4. “[A]ny civil action brought in a State court of which the district courts of the United States have original jurisdiction, may be removed by the defendant or the defendants, to the district court of the United States for the district and division embracing the place where such action is pending.” 28 U.S.C. § 1441(a). Thus, “[o]nly state-court actions that originally could have been filed in federal court may be removed to federal court by the defendant.” Caterpillar Inc. v. Williams , 482 U.S. 386, 392 (1987). “Absent diversity of citizenship, federal-question jurisdiction is required.” Id.

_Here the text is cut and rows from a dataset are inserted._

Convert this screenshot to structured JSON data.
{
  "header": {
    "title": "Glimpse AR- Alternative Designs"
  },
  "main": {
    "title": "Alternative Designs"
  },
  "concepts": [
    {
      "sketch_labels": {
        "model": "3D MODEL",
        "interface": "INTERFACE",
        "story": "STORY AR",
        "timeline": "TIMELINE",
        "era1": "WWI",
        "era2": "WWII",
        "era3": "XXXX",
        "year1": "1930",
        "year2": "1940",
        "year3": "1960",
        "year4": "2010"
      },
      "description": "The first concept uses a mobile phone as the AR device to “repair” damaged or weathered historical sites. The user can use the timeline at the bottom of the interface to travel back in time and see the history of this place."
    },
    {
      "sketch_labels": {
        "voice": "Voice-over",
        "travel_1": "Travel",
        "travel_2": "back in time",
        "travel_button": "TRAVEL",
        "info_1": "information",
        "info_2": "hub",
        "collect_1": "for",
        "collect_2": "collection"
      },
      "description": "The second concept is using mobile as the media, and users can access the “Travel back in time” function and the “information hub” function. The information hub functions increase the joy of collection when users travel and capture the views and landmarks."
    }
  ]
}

5. Since there is no diversity jurisdiction here, Naraayan invokes federal question jurisdiction as the basis of removal. (ECF No . 1 p. 4) While Naraayan argues lack of due process and violations of Racketeer Influenced and Corrupt Organizations Act, no federal question appears on the face of the summonses. ( Id. pp. 1, 4, 5.) Furthermore, “a federal district court may not exercise jurisdiction over a municipal court proceeding.” Jefferson El Bey v. N. Brunswick Mun. Ct. , No. 08–02825, 2008 WL 2510725, at *1 (D.N.J. June 19, 2008). To the extent Naraayan is seeking to avoid the summonses issued by plaintiff and/or an order from the Pemberton Township Municipal Court impounding his vehicle, “the proper procedure is to seek review through the state appellate process.” Id . at *2 (noting that the “ Rooker–Feldman doctrine prohibits adjudication of an action where the relief requested would require a Federal Court to either determine whether a Municipal Court's decision is wrong or void that decision, and thus would prevent the Municipal Court from enforcing its orders”).
6. Naraayan’s notice of removal also fails to comply with the procedural requirements set forth in 28 U.S.C. §1446(b). A defendant has 30 days to file a notice of removal either after the receipt, through service or otherwise, of a copy of the initial pleading, or after receipt, through service or otherwise, of a copy of an amended pleading, motion, or other paper through which removal becomes ascertainable. Mount Laurel Twp. v. Charernsook , No. 23–21081, 2023 WL 7014223, AT *5 (D.N.J. Oct. 24, 2023). While Naraayan does not address the timeliness of his removal, given that the summonses were issued in February 2025 and the Pemberton Township Municipal Court had set a hearing in March 2025, the notice of removal was filed well beyond the 30 day time limit. (ECF No. 1–3 pp. 1–4.)
Accordingly, IT IS on this 19th day of May 2025 ORDERED that: 1. The Application (ECF No. 1 – 1 pp. 1–5) is GRANTED. 2. This action shall be remanded to the Pemberton Township
Municipal Court. 3. The Clerk of the Court is directed to close this action and send a copy of this Opinion and Order to defendants by regular mail. /s/ Edward S. Kiel E DWARD S. K IEL U NITED S TATES D ISTRICT J UDGE
NOTES
[1] Although the summonses only list Naraayan’s name, Naraayan indicates that Yoni Devi Prayer Services is also a defendant. (ECF No. 1 p. 3; ECF No. 1–3 pp. 1–3.)